In the Commons, live poetry readings took place between classes. It seemed as if everyone was talking about International Women’s Day. Every professor focused their lecture around it, and many of my friends’ host parents gave them small presents or chocolate to celebrate. During one of my class breaks, I went to a cafe with some friends and our waiter congratulated us on “our day.” The city was buzzing with excitement. I had never experienced anything like it in the United States.
After talking about International Women’s Day with my host parents, I realized why there is such a drastic difference between the way it is celebrated in the U.S. and here in Chile. In Chile, women are severely disadvantaged compared to their male counterparts. There is a giant stigma against women due to the conservative, Catholic history of the country. Women are expected to stay at home, cook, clean, and take after the family. While divorce is technically legal in Chile, the law wasn’t passed until 2004, and divorced women are still looked down upon. For this reason, International Women’s Day is a huge milestone— not just because it celebrates the advancement of women’s rights, but because it acknowledges how much further there is to go.
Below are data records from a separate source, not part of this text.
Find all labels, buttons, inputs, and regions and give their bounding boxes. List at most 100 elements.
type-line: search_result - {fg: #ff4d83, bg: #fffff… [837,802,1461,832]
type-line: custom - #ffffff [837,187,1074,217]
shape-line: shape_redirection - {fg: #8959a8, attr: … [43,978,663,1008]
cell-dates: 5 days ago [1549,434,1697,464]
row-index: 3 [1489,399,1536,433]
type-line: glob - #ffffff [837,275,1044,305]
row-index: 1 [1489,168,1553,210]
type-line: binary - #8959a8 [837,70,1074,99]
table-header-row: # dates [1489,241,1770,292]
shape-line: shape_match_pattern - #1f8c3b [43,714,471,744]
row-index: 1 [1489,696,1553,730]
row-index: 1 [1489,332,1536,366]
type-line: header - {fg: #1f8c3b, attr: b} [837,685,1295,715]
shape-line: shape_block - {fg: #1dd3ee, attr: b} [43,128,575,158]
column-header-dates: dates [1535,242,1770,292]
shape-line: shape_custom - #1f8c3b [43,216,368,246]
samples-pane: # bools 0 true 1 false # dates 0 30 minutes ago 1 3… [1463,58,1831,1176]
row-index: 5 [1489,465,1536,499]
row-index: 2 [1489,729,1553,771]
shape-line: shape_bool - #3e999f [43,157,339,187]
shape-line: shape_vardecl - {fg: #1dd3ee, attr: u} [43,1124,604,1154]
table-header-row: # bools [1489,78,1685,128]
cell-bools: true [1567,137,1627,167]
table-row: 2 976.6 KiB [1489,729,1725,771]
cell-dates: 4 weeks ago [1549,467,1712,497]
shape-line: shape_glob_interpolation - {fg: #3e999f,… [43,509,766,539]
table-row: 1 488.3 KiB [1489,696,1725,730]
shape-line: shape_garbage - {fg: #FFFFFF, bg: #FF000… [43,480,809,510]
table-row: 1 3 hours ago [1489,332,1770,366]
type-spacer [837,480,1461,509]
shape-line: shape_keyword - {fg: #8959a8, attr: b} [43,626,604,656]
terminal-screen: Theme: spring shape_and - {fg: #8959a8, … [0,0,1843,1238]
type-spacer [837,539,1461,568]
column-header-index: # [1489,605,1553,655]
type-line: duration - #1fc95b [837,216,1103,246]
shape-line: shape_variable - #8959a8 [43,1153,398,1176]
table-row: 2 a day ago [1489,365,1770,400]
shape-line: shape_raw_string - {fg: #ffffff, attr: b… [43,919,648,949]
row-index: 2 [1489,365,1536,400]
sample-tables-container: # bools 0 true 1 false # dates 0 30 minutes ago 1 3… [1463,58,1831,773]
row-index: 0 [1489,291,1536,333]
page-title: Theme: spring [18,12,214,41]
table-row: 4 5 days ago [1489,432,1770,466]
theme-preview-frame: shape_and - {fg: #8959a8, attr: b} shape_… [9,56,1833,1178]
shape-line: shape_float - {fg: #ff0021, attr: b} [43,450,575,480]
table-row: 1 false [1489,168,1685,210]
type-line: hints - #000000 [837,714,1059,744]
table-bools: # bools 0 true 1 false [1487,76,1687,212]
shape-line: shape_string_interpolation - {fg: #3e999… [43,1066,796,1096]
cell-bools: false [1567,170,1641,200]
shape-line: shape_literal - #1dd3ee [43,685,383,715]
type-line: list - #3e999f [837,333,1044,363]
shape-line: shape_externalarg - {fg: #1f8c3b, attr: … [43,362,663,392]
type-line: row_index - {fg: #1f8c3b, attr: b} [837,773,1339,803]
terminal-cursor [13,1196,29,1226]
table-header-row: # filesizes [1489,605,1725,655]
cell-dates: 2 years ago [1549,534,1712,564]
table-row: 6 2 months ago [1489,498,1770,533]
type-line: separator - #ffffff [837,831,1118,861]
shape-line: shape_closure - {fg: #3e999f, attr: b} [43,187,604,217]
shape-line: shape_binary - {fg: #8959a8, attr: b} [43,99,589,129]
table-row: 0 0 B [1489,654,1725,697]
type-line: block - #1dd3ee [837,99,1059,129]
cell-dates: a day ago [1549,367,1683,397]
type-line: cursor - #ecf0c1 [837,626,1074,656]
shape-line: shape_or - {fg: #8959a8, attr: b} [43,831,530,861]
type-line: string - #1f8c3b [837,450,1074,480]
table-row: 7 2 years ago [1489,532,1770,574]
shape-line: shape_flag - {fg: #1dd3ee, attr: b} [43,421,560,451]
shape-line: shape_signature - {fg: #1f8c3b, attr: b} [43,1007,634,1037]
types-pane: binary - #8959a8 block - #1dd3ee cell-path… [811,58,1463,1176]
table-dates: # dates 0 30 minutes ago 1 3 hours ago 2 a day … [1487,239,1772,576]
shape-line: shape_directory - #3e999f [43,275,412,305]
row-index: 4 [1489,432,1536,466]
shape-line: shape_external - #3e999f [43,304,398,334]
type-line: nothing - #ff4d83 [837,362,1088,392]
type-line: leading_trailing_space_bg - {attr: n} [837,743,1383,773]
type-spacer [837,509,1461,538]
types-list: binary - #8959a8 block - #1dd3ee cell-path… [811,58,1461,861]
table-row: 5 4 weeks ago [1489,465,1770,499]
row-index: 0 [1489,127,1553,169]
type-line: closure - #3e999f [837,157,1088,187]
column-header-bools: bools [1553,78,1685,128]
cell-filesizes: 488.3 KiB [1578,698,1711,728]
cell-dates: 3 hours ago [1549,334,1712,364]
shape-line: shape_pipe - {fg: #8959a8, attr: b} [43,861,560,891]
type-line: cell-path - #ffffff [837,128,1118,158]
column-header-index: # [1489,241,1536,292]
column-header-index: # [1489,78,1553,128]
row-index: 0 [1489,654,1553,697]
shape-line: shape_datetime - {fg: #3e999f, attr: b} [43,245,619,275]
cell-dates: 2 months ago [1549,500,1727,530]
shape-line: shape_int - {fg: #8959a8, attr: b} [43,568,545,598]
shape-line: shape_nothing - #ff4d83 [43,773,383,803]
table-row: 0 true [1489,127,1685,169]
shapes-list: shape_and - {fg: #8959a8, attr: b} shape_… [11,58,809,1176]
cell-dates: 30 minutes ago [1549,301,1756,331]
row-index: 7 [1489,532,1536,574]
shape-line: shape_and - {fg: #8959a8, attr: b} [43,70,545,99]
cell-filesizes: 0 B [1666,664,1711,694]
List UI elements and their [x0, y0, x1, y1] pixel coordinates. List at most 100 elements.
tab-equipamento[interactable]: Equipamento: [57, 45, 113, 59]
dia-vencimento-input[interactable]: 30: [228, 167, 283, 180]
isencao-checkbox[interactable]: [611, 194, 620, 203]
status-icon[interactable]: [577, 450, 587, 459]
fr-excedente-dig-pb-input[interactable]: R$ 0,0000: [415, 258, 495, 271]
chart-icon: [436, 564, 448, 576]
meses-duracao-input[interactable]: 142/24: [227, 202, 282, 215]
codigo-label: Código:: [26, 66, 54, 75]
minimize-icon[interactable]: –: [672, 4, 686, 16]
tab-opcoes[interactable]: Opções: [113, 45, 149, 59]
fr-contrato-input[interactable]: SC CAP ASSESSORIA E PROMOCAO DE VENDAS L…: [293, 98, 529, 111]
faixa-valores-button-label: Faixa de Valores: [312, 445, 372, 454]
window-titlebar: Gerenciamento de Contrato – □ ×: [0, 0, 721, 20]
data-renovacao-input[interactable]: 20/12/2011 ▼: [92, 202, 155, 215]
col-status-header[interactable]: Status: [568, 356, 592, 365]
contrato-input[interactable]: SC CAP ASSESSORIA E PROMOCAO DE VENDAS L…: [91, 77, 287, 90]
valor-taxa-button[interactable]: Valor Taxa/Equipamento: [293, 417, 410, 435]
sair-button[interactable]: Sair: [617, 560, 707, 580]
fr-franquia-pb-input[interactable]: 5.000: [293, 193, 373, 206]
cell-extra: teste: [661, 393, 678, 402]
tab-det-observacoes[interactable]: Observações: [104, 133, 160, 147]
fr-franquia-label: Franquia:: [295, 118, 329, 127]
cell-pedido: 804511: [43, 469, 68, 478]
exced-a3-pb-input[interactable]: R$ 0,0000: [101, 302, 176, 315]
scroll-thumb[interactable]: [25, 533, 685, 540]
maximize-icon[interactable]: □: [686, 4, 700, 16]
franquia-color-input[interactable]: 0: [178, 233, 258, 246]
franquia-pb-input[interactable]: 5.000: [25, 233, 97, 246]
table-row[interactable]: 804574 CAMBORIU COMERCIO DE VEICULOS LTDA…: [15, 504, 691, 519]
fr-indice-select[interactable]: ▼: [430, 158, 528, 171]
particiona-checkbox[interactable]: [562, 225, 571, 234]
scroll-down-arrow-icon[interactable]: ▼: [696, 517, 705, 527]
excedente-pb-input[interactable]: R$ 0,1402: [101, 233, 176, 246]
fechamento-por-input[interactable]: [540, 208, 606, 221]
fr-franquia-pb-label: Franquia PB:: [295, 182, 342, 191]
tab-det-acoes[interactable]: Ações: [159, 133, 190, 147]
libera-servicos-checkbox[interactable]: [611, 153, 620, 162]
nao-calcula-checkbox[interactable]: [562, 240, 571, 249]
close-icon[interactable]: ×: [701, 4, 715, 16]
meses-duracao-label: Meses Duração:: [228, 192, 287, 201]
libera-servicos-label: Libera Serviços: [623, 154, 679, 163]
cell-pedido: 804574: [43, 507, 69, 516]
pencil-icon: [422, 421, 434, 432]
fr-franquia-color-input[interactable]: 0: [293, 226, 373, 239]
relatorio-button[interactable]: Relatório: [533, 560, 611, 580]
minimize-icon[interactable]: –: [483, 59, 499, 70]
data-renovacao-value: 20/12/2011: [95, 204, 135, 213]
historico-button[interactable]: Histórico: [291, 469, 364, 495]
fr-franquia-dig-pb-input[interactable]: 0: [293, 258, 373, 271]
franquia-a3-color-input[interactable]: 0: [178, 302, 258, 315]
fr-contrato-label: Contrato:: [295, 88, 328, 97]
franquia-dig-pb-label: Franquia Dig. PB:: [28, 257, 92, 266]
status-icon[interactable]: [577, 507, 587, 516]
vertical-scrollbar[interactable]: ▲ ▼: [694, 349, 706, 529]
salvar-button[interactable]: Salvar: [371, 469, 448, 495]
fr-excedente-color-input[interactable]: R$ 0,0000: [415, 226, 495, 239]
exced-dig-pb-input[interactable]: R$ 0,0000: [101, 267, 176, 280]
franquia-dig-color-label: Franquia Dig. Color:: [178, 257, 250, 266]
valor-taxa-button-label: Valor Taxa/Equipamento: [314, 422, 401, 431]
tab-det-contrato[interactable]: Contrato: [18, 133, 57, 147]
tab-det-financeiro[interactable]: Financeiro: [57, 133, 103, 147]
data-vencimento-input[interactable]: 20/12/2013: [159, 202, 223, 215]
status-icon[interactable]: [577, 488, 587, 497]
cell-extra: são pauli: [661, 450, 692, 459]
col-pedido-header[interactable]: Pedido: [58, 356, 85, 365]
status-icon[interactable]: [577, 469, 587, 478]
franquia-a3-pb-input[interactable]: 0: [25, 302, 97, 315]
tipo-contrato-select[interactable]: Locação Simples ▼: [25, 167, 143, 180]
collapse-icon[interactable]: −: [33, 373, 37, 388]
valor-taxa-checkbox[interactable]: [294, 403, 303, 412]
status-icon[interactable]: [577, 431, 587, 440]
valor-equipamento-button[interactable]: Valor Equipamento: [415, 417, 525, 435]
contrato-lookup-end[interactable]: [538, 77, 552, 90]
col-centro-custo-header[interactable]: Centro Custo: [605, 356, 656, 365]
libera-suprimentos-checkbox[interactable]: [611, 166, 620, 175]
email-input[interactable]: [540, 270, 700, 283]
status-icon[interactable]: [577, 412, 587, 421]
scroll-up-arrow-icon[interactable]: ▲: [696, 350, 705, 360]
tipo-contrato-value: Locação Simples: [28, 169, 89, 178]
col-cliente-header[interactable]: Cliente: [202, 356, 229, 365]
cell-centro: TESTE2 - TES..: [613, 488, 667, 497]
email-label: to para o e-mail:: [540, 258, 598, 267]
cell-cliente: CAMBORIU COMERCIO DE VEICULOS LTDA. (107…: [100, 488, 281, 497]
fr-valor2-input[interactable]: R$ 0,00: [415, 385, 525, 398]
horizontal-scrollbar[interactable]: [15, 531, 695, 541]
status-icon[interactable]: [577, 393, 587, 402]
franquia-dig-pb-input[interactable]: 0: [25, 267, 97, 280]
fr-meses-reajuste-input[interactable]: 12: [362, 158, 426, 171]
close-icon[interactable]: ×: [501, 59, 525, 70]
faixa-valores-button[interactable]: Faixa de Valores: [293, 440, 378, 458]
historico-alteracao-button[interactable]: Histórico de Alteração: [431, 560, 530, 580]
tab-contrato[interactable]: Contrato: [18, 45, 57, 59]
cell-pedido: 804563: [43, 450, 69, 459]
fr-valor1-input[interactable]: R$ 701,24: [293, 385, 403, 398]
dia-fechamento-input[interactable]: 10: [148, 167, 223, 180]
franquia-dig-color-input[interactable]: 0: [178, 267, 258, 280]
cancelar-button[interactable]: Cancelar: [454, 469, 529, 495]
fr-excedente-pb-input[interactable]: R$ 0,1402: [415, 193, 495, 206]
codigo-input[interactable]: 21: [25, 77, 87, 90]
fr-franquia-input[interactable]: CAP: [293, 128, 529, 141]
Little did I know that later in the day, I would experience a reminder firsthand. After leaving a club in the evening, I was sexually harassed by a stranger as I walked home with my friends. Thankfully, I was able to get out of the situation quickly and safely— but it was a stark reminder to me that our work is not done in fighting for male and female rights and equality. It was also a wake-up call that sexual abuse and harassment happen all over the world, in every environment— at fraternity parties, on the streets, in the workplace, and even within relationships. The most we can do is call attention to the situation and demand every day for equality.
Experiencing International Women’s Day in Chile gave me hope that the world is heading in a positive direction. Feeling the energy on the streets and seeing the smiles of other women as they walked by made me realize that if every day were treated as International Women’s Day, we would see huge strides in female equality.